Lecturing is Howard Sapers (pictured), Canada’s Correctional Investigator. With a background in criminology and social justice, he’s like an ombudsman who investigates complaints of mistreatment by inmates.

When I saw the title of his talk (Some Reflections on the Discourse of Crime and Punishment in Canada), three words  leapt out at me: “Crime and Punishment”.

That’s the title of a Dostoevsky novel, of course. It was published in 1866, and concerns an impoverished St. Petersburg student who hatches a plot to murder a conniving pawn broker. He justifies his actions by arguing that he can then use her money to perform good deeds. But after killing the woman and her half-sister he begins to worry obsessively about being caught and punished. 

Our society bears little resemblance to mid-19th century Czarist Russia. Yet in recent years the Harper government, in a calculated move to shore up support in its bedrock constituency, has adopted a tough on crime agenda that seeks to limit the discretion of judges in sentencing, impose tougher parole conditions, and invest heavily in new and expanded prisons to house what will inevitably be a growing inmate population.

Worldwide, incarceration rates vary greatly.

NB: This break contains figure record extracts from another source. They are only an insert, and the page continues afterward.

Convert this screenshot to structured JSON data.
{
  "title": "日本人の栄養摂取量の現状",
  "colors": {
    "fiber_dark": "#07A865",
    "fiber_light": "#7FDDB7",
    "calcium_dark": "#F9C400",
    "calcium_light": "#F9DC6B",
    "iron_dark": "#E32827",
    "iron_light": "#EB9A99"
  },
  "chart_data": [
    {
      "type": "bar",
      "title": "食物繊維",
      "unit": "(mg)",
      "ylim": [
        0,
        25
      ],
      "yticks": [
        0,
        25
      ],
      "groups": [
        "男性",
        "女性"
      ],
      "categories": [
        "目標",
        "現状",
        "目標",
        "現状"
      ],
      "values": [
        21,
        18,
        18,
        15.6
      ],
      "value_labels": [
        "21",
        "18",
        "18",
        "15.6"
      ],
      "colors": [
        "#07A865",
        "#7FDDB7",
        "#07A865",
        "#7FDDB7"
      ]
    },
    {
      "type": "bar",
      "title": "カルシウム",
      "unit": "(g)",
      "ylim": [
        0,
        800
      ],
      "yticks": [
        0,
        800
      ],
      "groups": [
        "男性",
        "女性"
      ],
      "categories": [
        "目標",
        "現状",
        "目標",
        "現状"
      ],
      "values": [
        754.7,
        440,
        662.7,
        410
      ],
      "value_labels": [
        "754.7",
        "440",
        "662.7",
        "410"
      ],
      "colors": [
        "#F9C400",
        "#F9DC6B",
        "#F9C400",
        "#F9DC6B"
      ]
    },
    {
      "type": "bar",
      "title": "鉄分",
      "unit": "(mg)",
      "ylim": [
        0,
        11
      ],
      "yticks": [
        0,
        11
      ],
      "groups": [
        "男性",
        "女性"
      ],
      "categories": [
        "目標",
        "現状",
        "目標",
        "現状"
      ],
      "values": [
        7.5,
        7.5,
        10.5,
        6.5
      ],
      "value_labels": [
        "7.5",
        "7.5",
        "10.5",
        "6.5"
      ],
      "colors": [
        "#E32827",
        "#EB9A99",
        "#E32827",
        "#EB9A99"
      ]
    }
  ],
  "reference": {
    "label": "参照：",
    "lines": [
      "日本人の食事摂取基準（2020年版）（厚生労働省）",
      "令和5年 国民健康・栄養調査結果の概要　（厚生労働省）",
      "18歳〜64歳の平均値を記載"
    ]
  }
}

At 760 inmates per 100,000 population, the United States is pretty much the world leader (although China might have it beat, but figures for that country are hard to come by). Modern-day Russia also has a high incarceration rate (626 per 100,000). At the opposite end of the spectrum are Denmark and Japan, where the rate is 63 per 100,000.

In Canada, our incarceration rate is 116 per 100,000 — which puts us 117 in world rankings from worst to best. Although as Harper’s policies begin to take effect our ranking will surely rise. Hardest hit, naturally, will be  Aboriginal people and other visible minorities, the poor, and increasingly, the mentally ill, for whom prison has become a default care system in lieu of proper  medical and societal supports to live independently.

Saper’s talk tonight is in Rm. 110 of the University of Regina’s Classroom Building and starts at 7:30 p.m.